Initially, Bell had approached Watson to become part of his ridiculous expert team, all devoted to developing new ways to keep him alive for longer. It was an offer that Watson found galling until Mycroft’s meddling meant that the clinic wouldn’t fund Casey’s treatment, forcing Watson to work for Bell for a month in exchange for him footing the bill. This is taken a step further later, when it’s revealed that Bell is at fault for Casey’s cancer and that, predictably, he also tested the same product on himself. Watson essentially blackmails Bell into writing Casey a blank check to create a life of luxury for himself when he recovers; in exchange, Watson, who is the only doctor in the world to have developed a cure for this particular type of cancer, will treat Bell.
This is where Watson Season 2, Episode 6 gets a little strange. Watson being willing to extort Bell for money by holding his own life over his head is a strange way for a doctor to get down, and following this, there’s more deliberate mirroring that shows Casey getting better while Bell gradually ebbs away. There’s an ironic quality, of course, since the guy who was adamant about living forever dies, while the poor young man he exploited for his own immortality ends up better than ever on his dime. But it’s super weird that the show takes so much pleasure in Bell’s demise, as if it’s implying that being rich and arrogant warrants execution.

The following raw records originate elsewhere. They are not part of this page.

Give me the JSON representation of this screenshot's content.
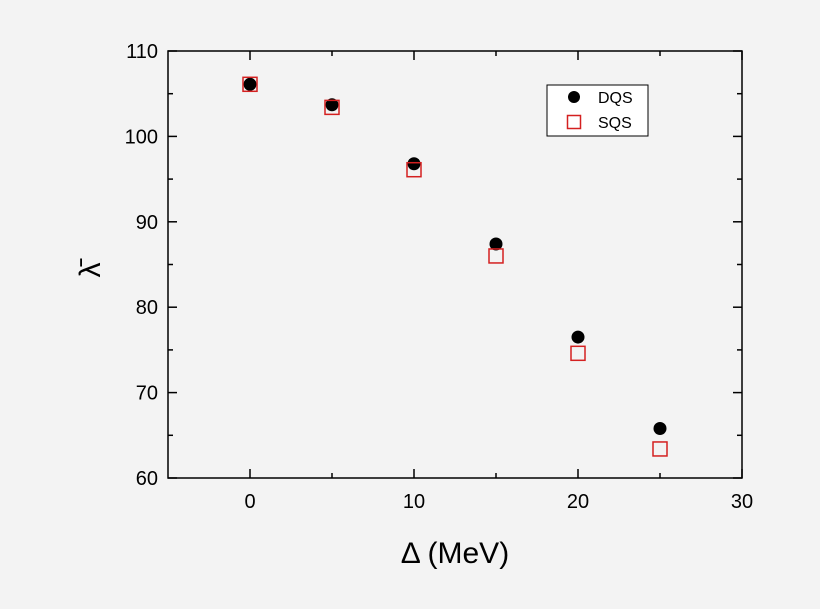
{
  "chart_data": {
    "type": "scatter",
    "xlabel": "Δ (MeV)",
    "ylabel": "λ̄",
    "xlim": [
      -5,
      30
    ],
    "ylim": [
      60,
      110
    ],
    "xticks": [
      0,
      10,
      20,
      30
    ],
    "yticks": [
      60,
      70,
      80,
      90,
      100,
      110
    ],
    "grid": false,
    "legend_position": "top-right",
    "series": [
      {
        "name": "DQS",
        "marker": "filled-circle",
        "color": "#000000",
        "x": [
          0,
          5,
          10,
          15,
          20,
          25
        ],
        "y": [
          106.1,
          103.7,
          96.8,
          87.4,
          76.5,
          65.8
        ]
      },
      {
        "name": "SQS",
        "marker": "open-square",
        "color": "#d42020",
        "x": [
          0,
          5,
          10,
          15,
          20,
          25
        ],
        "y": [
          106.1,
          103.4,
          96.1,
          86.0,
          74.6,
          63.4
        ]
      }
    ]
  }
}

A-plot aside, “Buying Time” also does that typical Watson thing in just injecting a character subplot out of nowhere that we’re supposed to care deeply about, despite no build-up for it having taken place. This one involves Stephens’ aversion to therapy, which Sasha – for some reason – asks Ingrid to try and talk him into. Stephens believes that therapy drove his father to suicide, which is quite the bombshell revelation to be coming out of nowhere in a throwaway conversation, and there’s simply no time to give it the proper attention something like this needs.
The same is true of Watson’s incredibly hostile relationship with Mycroft, who is meddling in the operation of the clinic for reasons that eventually become obvious at the end of the episode – he believes that Sherlock is alive, and if Watson only confirms it, he’ll back away from the clinic entirely. This is on-brand for Mycroft in other adaptations, but we’ve barely met him in this one, so it’s bizarre to see him spring up during video calls out of nowhere.
Will Watson rat Sherlock out? Before this episode, I’d have said definitely not. But now we know he isn’t as morally squeaky-clean as he likes to pretend, I guess anything’s possible.